The waiver has been hugely important as part of the state’s response to the health-care crisis caused by COVID-19. Advanced practice nurses like CRNAs can finally practice to the fullest extent of their education and training.

That avails more physicians to provide hands-on care. It expands the capacity of both CRNAs and physician providers. It augments the state’s health-care system to continue to meet growing demands during this pandemic. And it ensures patients get the best care.

But what has this waiver really meant for CRNAs, health-care facilities and the patients we serve? Here are some firsthand accounts from CRNAs on the frontline. (Please note that the names of the CRNAs and their facilities have been removed to ensure their anonymity and protection in the workplace.)

“I work in a critical access hospital and since the governor removed the supervision requirement, the anesthesiologists are now running their own room and I’m working in another room with my surgeon --- which means we are able to provide two times the services!”

“We at our local Hospital started a COVID response team in conjunction with the ER and ICU. We responded to all COVID intubations, put in an arterial line, a central line, and intubated the patients. We also helped manage vent settings/unstable patients as needed.”

“My hospital told our anesthesiologists that they will be taking their own assignment and that the CRNAs will work alone until we get caught up on elective surgeries. Many of our anesthesiologists resigned because they don’t want to give anesthesia.”

“Yes, we have provided a CRNA from our department for 24-hour coverage of the COVID units to act as an NP to help assess patients, place lines, and act as extenders for the critical care intensivists in our county. The chief in my group was able to use the supervision waiver for us to work outside of the OR and in the OR without supervising anesthesiologists.”

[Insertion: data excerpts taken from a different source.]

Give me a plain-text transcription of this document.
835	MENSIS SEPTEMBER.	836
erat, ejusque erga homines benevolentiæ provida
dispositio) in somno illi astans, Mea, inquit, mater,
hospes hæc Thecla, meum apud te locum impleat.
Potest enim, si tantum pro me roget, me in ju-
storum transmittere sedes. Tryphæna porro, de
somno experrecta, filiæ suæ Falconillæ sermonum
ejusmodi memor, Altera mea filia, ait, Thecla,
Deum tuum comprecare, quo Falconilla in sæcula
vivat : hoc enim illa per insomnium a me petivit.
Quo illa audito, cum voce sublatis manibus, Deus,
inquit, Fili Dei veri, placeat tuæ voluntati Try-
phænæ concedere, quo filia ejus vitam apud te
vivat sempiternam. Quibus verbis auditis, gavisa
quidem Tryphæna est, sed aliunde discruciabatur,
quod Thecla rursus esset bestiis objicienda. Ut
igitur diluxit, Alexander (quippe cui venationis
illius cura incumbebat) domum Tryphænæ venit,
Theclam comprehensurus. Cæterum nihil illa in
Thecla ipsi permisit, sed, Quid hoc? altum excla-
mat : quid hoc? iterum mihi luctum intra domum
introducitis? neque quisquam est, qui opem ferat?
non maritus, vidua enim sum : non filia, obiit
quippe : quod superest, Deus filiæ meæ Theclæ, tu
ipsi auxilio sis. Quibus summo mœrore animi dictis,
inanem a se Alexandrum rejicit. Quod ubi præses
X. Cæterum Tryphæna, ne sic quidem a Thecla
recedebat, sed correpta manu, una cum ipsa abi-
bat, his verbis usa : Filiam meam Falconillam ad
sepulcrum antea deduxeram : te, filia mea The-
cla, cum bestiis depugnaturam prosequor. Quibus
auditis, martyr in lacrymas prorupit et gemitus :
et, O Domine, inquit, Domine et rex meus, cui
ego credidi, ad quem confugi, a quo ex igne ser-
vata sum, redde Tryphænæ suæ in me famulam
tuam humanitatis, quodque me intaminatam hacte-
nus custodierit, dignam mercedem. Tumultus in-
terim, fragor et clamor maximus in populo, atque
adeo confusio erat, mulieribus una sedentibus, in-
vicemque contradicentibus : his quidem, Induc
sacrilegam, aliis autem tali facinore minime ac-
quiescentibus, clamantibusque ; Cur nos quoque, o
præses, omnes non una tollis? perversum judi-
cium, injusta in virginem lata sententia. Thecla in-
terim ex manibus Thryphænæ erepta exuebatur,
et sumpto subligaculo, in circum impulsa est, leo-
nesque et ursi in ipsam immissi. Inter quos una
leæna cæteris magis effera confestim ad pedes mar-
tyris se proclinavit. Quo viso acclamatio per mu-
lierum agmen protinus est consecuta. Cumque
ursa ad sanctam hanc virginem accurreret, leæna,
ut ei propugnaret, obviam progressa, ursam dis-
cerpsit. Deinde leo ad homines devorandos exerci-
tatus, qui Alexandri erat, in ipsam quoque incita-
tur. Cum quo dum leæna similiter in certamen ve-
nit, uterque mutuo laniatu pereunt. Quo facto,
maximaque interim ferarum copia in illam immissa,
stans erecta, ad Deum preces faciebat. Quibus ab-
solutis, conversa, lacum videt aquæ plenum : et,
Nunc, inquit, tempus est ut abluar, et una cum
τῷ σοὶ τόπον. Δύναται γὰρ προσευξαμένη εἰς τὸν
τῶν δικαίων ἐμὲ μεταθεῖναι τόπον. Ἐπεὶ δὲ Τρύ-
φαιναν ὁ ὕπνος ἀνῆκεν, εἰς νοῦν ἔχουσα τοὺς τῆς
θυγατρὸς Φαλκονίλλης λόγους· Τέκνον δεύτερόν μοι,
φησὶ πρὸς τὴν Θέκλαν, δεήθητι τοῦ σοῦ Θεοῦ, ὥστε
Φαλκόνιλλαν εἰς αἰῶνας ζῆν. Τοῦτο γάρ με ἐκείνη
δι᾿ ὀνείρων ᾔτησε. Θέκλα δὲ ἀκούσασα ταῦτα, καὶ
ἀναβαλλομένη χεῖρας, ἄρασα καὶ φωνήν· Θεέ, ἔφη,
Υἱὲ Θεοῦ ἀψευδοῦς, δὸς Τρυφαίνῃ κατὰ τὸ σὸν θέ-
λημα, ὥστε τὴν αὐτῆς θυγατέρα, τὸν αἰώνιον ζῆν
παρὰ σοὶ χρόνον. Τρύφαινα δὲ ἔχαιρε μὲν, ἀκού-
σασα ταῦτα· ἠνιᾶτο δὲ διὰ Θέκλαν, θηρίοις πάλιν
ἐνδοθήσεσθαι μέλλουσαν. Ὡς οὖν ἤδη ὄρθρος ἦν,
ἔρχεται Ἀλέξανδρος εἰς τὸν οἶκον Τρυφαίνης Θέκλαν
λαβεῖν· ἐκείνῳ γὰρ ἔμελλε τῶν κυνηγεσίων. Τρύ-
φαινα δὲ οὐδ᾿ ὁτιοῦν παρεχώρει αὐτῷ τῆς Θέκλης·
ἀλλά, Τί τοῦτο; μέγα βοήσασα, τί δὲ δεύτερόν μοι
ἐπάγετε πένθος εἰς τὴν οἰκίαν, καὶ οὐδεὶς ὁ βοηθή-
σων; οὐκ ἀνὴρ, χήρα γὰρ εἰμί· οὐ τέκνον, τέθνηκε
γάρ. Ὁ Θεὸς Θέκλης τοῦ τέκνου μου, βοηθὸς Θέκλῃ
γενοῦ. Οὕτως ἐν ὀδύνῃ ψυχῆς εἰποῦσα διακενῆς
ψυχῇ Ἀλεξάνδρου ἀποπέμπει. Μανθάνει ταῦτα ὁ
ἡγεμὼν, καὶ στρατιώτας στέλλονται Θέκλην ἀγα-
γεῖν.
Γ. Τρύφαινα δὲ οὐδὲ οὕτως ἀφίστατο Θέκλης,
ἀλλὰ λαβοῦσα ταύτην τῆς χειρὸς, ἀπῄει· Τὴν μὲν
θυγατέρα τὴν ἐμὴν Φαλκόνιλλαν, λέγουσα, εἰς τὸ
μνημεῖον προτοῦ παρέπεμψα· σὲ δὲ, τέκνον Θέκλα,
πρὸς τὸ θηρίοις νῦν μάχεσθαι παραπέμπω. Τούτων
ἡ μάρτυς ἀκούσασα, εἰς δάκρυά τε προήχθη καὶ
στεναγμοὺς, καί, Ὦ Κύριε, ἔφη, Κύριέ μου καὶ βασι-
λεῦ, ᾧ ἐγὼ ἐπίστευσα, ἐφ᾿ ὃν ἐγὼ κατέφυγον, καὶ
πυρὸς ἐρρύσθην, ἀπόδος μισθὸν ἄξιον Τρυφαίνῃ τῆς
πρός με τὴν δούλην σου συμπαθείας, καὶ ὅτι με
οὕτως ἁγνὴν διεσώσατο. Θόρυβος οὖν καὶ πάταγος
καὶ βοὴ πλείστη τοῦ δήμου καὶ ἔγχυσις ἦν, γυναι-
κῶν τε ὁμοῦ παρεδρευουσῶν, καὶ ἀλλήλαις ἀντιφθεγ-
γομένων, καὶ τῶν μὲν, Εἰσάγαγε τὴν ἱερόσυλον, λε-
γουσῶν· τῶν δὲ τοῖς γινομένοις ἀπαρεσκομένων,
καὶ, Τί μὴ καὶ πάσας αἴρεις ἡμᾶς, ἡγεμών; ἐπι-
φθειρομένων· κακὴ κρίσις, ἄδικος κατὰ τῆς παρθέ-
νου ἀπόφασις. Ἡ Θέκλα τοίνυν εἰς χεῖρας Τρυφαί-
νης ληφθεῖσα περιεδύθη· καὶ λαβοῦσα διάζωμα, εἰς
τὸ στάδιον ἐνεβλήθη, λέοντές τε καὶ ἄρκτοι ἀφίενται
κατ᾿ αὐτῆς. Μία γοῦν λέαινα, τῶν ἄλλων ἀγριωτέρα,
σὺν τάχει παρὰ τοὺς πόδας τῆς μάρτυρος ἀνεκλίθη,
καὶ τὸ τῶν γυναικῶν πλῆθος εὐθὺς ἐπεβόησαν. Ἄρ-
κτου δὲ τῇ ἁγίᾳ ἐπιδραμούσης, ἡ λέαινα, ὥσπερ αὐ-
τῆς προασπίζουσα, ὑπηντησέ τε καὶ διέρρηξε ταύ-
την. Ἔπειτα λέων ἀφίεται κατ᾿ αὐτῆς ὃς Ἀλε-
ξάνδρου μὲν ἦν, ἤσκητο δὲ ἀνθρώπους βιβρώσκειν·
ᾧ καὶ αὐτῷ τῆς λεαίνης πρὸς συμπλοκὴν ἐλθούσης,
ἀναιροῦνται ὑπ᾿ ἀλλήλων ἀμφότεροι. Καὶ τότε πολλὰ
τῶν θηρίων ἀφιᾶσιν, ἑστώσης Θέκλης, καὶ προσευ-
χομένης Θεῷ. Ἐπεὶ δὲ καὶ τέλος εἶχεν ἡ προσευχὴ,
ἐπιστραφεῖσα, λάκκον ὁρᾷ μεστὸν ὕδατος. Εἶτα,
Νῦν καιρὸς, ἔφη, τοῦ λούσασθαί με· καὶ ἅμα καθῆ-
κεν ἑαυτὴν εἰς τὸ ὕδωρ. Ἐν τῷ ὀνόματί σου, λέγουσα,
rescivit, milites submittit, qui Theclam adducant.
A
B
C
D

“The orthopedic surgeons at my hospital have always wanted an ologist available. That has all changed. The CRNAs are working alone and our ologist was given the option of working in a room or taking time off unpaid.”

It’s clear: Gov. Wolf’s decision to issue that temporary blanket waiver and remove the physician supervision requirement for certified registered nurse anesthetists is making a real difference.

The waiver was included in an executive order that the governor signed to protect health-care practitioners for good-faith actions taken in response to this crisis, and it remains in effect for the duration of the governor’s disaster proclamation, which gives him broad powers to manage this public health emergency.

The proclamation was renewed for 90 days in early June. Lawmakers challenged the extension. But state judges sided with the governor. That means the proclamation remains in place for at least two more months. As long as the governor’s disaster proclamation remains in place, so does his blanket waiver removing the physician supervision requirement for CRNAs.

Stories like these from our CRNAs prove that this policy shouldn’t just be implemented during a pandemic, but instead be permanent to ensure patient health and safely and to give greater options to health-care facilities to provide the best care to those in need.